The type 23 frigate, which left Portsmouth naval base six days ago, is due to spend three days on the Rock, before joining several other vessels taking part in a pre-planned international training exercise called Cougar 13 in the Mediterranean and Gulf.
Its visit was described by the Ministry of Defence as "long-planned".
But Sky's Defence Correspondent David Bowden, in Gibraltar, said given the growing diplomatic spat, the warship's presence will be seen as a "strong symbol" of Britain's desire to defend its territory.
Yesterday, a flotilla of more than 30 fishing boats was "corralled" by Royal Navy vessels after protesting near the spot where Gibraltar's government placed 70 concrete blocks in disputed waters next to the Rock.
Gibraltar says it has created the concrete artificial reef there to protect local fish stocks from trawling, but Madrid says it restricts their right to fish.
The Spanish government has accused Gibraltar of laying the blocks "without the necessary authorisation" in "waters that are not theirs".
It responded by introducing additional checks at the fenced border, and suggesting a 50 euro (£43.30) fee could be imposed on every vehicle entering or leaving Gibraltar.
Yesterday's protest prompted calls for renewed efforts from the European Union to solve the dispute.

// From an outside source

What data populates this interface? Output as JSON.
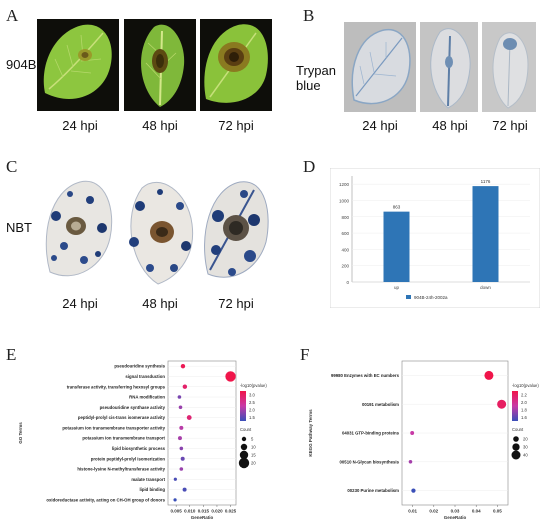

Julie Girling, a Conservative MEP for Gibraltar, called the flotilla a "provocative attempt to stir things up yet again" by a government in Madrid facing allegations of corruption.
Afterwards, Fabian Picardo, Gibraltar's chief minister, thanked the British authorities for their help.

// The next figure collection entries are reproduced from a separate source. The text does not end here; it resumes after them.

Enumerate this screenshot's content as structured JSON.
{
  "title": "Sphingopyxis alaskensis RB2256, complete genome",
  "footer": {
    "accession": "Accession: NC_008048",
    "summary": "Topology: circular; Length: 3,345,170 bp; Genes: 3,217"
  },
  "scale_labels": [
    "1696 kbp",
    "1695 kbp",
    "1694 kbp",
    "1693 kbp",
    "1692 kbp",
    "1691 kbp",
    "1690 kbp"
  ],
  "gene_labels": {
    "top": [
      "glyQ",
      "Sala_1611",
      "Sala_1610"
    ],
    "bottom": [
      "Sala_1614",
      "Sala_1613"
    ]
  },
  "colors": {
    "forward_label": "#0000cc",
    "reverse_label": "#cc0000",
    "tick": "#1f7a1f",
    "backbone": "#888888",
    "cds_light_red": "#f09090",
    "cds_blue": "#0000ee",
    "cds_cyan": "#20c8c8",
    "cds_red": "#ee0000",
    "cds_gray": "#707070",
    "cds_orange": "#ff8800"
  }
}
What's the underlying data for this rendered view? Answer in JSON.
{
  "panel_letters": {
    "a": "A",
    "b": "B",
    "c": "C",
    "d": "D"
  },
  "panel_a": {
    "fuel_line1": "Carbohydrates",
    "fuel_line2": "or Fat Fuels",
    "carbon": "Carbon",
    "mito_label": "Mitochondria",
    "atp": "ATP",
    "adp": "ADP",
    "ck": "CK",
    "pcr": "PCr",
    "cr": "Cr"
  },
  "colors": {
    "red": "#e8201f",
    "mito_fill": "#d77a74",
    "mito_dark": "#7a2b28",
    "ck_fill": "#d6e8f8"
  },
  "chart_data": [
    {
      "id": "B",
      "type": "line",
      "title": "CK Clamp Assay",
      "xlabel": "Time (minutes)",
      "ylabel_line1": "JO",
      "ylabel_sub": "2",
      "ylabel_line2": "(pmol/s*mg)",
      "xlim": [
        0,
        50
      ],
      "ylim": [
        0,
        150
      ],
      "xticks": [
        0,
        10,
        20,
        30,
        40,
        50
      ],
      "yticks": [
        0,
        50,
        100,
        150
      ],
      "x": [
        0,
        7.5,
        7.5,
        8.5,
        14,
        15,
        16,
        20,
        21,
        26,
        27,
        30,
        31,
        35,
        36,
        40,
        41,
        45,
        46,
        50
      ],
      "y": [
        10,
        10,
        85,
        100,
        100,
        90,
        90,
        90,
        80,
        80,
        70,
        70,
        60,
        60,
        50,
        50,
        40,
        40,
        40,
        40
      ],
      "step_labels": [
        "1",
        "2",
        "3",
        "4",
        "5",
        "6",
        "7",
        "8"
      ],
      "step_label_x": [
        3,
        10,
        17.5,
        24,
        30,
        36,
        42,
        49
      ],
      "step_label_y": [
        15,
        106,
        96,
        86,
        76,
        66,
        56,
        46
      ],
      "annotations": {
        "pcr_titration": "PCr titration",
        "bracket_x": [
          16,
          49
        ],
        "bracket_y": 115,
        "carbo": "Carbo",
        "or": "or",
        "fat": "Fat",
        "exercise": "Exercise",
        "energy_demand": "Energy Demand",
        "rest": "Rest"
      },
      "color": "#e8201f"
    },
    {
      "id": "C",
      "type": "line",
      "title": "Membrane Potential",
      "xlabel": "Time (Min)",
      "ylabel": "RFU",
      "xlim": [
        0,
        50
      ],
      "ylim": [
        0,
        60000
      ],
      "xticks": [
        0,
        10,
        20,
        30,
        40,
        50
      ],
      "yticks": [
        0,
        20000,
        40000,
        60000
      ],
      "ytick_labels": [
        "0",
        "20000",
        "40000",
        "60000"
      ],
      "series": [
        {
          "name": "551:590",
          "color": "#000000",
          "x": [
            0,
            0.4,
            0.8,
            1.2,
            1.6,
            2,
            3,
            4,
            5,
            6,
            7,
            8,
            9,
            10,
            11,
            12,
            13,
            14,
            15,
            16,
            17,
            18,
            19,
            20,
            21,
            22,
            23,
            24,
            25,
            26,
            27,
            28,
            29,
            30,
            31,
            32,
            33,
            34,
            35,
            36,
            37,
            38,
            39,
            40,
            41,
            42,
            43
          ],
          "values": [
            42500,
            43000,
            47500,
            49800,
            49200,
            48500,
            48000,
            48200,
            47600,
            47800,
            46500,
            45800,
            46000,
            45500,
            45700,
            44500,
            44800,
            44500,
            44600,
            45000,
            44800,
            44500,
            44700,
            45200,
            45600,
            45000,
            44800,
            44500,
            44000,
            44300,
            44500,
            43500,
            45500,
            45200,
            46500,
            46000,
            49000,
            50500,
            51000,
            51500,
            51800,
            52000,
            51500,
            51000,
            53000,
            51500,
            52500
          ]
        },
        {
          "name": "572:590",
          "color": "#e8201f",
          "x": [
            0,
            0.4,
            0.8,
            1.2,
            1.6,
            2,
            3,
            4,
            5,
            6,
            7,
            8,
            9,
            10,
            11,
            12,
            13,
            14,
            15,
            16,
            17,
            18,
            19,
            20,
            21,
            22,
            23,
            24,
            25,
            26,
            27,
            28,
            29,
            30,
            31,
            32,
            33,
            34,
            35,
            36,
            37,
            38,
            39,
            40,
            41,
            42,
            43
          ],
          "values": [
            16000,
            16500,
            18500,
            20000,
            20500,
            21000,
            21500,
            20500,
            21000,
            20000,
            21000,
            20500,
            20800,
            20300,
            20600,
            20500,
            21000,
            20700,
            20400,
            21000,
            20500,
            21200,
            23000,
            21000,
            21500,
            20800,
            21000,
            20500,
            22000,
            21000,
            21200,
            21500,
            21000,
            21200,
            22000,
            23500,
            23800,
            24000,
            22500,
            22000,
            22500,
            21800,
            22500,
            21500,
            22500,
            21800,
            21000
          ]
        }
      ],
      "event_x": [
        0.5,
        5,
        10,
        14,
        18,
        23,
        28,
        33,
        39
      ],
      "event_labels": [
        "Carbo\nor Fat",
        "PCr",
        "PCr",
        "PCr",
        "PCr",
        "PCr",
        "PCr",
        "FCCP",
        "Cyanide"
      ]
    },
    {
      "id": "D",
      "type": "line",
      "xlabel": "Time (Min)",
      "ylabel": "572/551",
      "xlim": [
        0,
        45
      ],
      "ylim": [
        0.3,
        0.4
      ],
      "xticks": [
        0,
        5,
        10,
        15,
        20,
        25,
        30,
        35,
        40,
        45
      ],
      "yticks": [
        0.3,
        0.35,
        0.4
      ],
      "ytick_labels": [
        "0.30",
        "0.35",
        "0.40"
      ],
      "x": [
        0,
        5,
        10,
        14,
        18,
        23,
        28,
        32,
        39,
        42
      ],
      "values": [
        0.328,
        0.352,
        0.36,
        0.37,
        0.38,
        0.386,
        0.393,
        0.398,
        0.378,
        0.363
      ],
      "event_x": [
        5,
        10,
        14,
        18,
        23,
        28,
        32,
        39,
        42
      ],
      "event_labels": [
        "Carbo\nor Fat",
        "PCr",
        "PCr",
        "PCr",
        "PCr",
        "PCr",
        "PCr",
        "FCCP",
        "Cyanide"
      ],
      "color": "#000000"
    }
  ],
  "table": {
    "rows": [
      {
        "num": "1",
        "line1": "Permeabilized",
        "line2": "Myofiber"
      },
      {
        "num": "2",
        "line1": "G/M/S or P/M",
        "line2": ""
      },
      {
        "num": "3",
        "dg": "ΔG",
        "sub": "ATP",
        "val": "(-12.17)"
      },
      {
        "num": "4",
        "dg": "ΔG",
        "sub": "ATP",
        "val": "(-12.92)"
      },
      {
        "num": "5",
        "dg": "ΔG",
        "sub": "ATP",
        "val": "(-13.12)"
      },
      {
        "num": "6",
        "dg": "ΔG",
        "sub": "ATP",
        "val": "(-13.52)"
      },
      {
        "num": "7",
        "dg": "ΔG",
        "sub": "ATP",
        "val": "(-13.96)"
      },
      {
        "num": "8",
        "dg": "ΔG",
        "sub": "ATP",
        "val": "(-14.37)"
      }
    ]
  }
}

Mr Picardo, who has reportedly received death threats and been targeted by Spanish internet trolls, wrote on Twitter: "Big thank you also to Royal Navy, Gib Defence Police, HM Customs and Port Authority for their deployment too.
"Cool, professional and calm!"
He said "hell will freeze over" before Gibraltar removes the concrete reef and accused Spain of behaving like North Korea.
Spain's Prime Minister Mariano Rajoy says he will take all legal measures to defend his country's interests.
Locals waving Union flags gathered on the quayside to watch HMS Westminster come in.
Andrea Jones, 46, who works for an online gaming company and has lived in Gibraltar for 12 years, said the frigate's arrival was "a two-fingered salute towards Spain".
Retired Royal Gibraltar Police officer Michael Sanchez, 53, said he would like to see British warships off Gibraltar more often.
"It is getting to be out of control, it is not a spat any more," he said. "If you park something out there grey (a warship) for a couple of days you can see them (the Spanish) calm down.
He added: "These guys need to be taught a lesson. It is no good having (William) Hague, (David) Cameron sending protests galore.
"You have got to stick your nose in there, your face into their face. If not they just get away with it."
On Friday, Prime Minister David Cameron raised the dispute with European Commission president Jose Manuel Barroso.
He said the checks - which have seen huge delays at the border in recent weeks - were "politically motivated and disproportionate" and therefore contrary to the EU right of free movement.
The row has set relations between Spain and the territory back 40 years, according to Edward Macquisten, chief executive of the Gibraltar Chamber of Commerce.
He said it was also having an impact on Gibraltar's high season tourist trade, which usually sees hordes of British visitors from Spanish resorts.
Spain ceded sovereignty of Gibraltar to Britain in 1713, but has persistently sought to regain the tiny enclave.